One of the most surprising findings in our study was the disappearance of bipolar brightness, which occurred simultaneously with bacterial multiplication, and regressed when antibiotics were active on K. pneumoniae. This newly developed AST was proven to be reproducible when performed in triplicate. These preliminary results should be confirmed with other carbapenem-resistant isolates presenting various resistance mechanisms or heterogeneous resistance (Andersson et al., 2019). However, further analysis is needed for this strategy to allow the determination of the MIC breakpoint for the tested strain, and to create a panel able to determine intermediately-resistant isolates.

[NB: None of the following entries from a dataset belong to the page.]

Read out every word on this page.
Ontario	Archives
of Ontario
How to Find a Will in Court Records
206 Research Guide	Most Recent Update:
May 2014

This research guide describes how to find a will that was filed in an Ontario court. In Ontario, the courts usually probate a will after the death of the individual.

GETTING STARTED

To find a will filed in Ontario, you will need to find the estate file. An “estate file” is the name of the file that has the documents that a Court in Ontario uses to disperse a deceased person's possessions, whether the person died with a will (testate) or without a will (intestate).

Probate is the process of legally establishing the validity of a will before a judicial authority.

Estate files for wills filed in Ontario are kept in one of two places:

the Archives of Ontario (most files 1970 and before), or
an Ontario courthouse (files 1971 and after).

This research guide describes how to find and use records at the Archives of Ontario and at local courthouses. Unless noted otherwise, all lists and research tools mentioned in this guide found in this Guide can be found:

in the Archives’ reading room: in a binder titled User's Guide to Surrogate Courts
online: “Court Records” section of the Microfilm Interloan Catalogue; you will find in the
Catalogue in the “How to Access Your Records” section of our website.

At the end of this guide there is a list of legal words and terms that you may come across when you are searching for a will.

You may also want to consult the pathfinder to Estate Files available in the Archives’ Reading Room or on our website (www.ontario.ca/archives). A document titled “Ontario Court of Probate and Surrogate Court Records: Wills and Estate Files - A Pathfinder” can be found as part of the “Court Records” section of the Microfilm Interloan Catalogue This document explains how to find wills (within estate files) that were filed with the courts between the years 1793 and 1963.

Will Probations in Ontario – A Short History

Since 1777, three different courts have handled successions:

Another drawback is that the incubation time before detection of visible morphological modifications is species dependent and can be extended with slow-growth bacteria. This work proves that SEM could allow identifying changes in bacterial morphology at a very early growth stage, as opposed to other methods where longer incubation times are needed to detect the resistant bacteria. The objective of this study was to demonstrate as a proof of concept the ability of this rapid AST using SEM to identify morphological changes associated with susceptibility to IPM in clinically relevant Gram-negative bacteria (Strich and Kadri, 2019) within a short time. A larger number of frequently found microbes and their response to other molecules need to be further analyzed before applying this method directly on positive blood cultures, allowing faster antimicrobial susceptibility diagnosis therefore limiting the broad-spectrum antibiotic use until the availability of the test results.

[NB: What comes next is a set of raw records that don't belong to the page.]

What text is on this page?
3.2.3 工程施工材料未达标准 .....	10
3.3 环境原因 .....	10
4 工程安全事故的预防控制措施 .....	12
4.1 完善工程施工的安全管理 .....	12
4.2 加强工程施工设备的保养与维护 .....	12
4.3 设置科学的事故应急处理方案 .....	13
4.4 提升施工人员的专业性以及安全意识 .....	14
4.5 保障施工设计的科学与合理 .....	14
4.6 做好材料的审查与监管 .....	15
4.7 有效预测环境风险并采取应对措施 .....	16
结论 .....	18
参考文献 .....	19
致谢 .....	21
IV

This method allowed to improve the AST of Gram-negative bacilli toward IPM, where the whole process from sample preparation to results yield takes 1 to 2 h depending on the specie, whereas for the routinely used techniques, results can take up to 48 h before judgment. Novel technologies available on the market also reduced the AST time-to-result, such as Quantamatrix direct rapid AST yielding results after 6 h (Wang et al., 2017), Accelerate Pheno-Systems generating AST results within 7 h (Charnot-Katsikas et al., 2018; De Angelis et al., 2019), and Alifax Alfred60 AST with a time-to-result of 5 h (Boland et al., 2019; Van den Poel et al., 2020). However, costs are very high to be applied globally, especially in under-developed countries. Given the low cost of this type of device and the very high handling speed, this work opens up a new era which could revolutionize microbiological diagnosis, raising one the most important emerging problems in the management of infectious diseases.

This strategy is a potential candidate to be developed into a fully automated system for high throughput antibiotic susceptibility testing applied in clinical microbiology, capable of responding to urgent diagnostic questions.

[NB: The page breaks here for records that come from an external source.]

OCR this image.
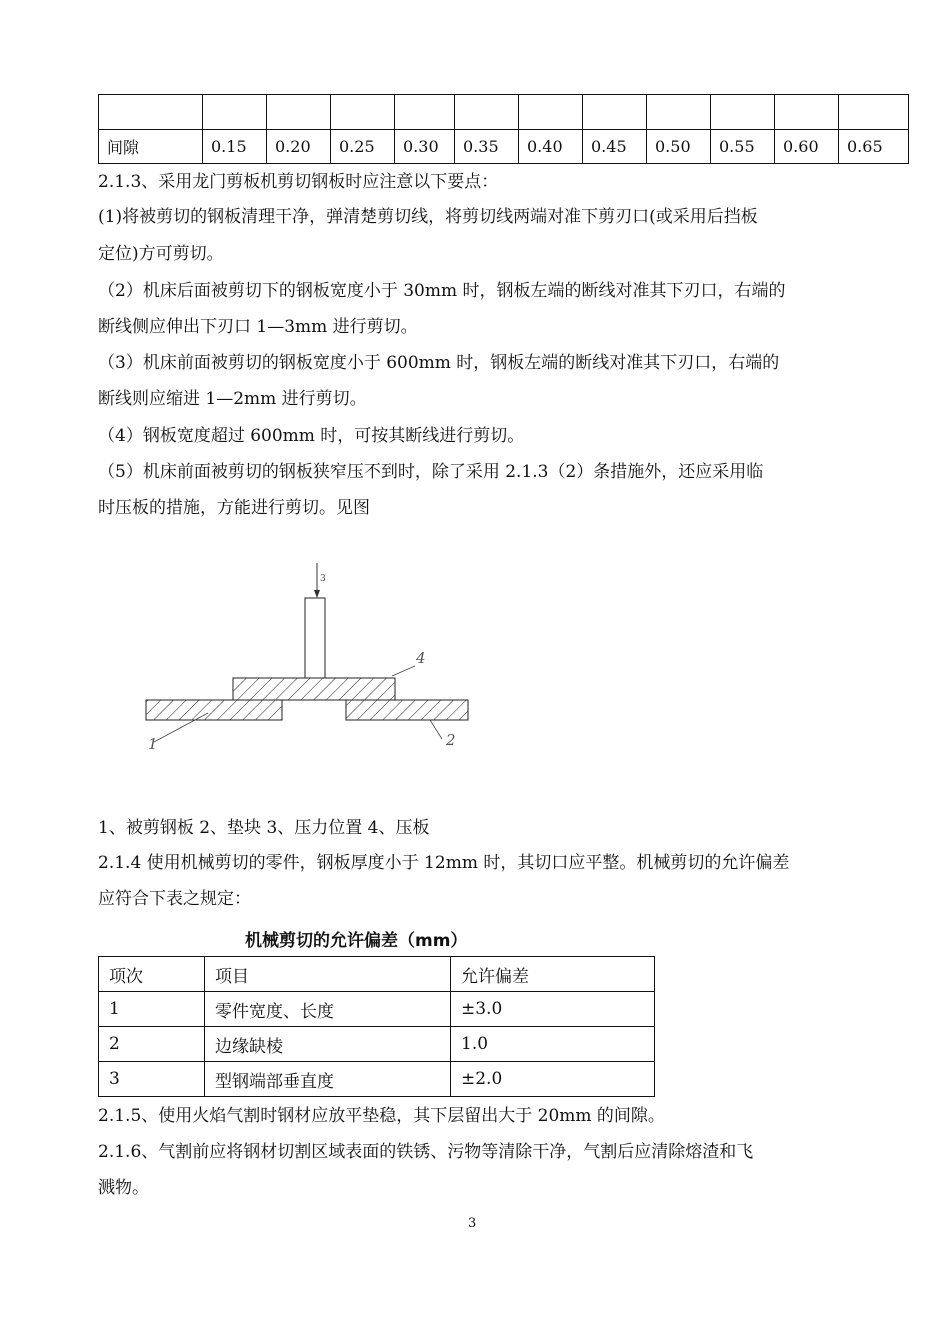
间隙	0.15	0.20	0.25	0.30	0.35	0.40	0.45	0.50	0.55	0.60	0.65
2.1.3、采用龙门剪板机剪切钢板时应注意以下要点：
(1)将被剪切的钢板清理干净，弹清楚剪切线，将剪切线两端对准下剪刃口(或采用后挡板
定位)方可剪切。
（2）机床后面被剪切下的钢板宽度小于 30mm 时，钢板左端的断线对准其下刃口，右端的
断线侧应伸出下刃口 1—3mm 进行剪切。
（3）机床前面被剪切的钢板宽度小于 600mm 时，钢板左端的断线对准其下刃口，右端的
断线则应缩进 1—2mm 进行剪切。
（4）钢板宽度超过 600mm 时，可按其断线进行剪切。
（5）机床前面被剪切的钢板狭窄压不到时，除了采用 2.1.3（2）条措施外，还应采用临
时压板的措施，方能进行剪切。见图
3
4
1	2
1、被剪钢板 2、垫块 3、压力位置 4、压板
2.1.4 使用机械剪切的零件，钢板厚度小于 12mm 时，其切口应平整。机械剪切的允许偏差
应符合下表之规定：
机械剪切的允许偏差（mm）
项次	项目	允许偏差
1	零件宽度、长度	±3.0
2	边缘缺棱	1.0
3	型钢端部垂直度	±2.0
2.1.5、使用火焰气割时钢材应放平垫稳，其下层留出大于 20mm 的间隙。
2.1.6、气割前应将钢材切割区域表面的铁锈、污物等清除干净，气割后应清除熔渣和飞
溅物。
3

Data Availability Statement

The original contributions presented in the study are included in the article/Supplementary Material, further inquiries can be directed to the corresponding author/s.

Ethics Statement

The research ethics committee of the Institut Hospitalo-Universitaire (IHU) Méditerranée Infection was consulted for the experimental work undertaken. No ethical approval or permits were required for conducting the research reported in this manuscript according to the laws and regulations.

Author Contributions

DR and JB conceived and designed the experiments. GH, AF, JB, and AH analyzed the data. GH and JB wrote the paper. SB, JB, YO, J-MR, and DR revised the paper. All authors contributed materials/analysis tools.

Conflict of Interest

DR was a consultant in microbiology for the Hitachi High-Tech Corporation. TT and YO were employed by the company Hitachi High-Tech Corporation. AH was employed by the company Hitachi, Ltd. Personal fees of GH, AF and JB are paid with a grant from the company Hitachi High-Tech Corporation. The remaining authors declare that the research was conducted in the absence of any commercial or financial relationships that could be construed as a potential conflict of interest. A patent application relating to this research work is pending. IHU and Hitachi High-Tech have the right to obtain a patent.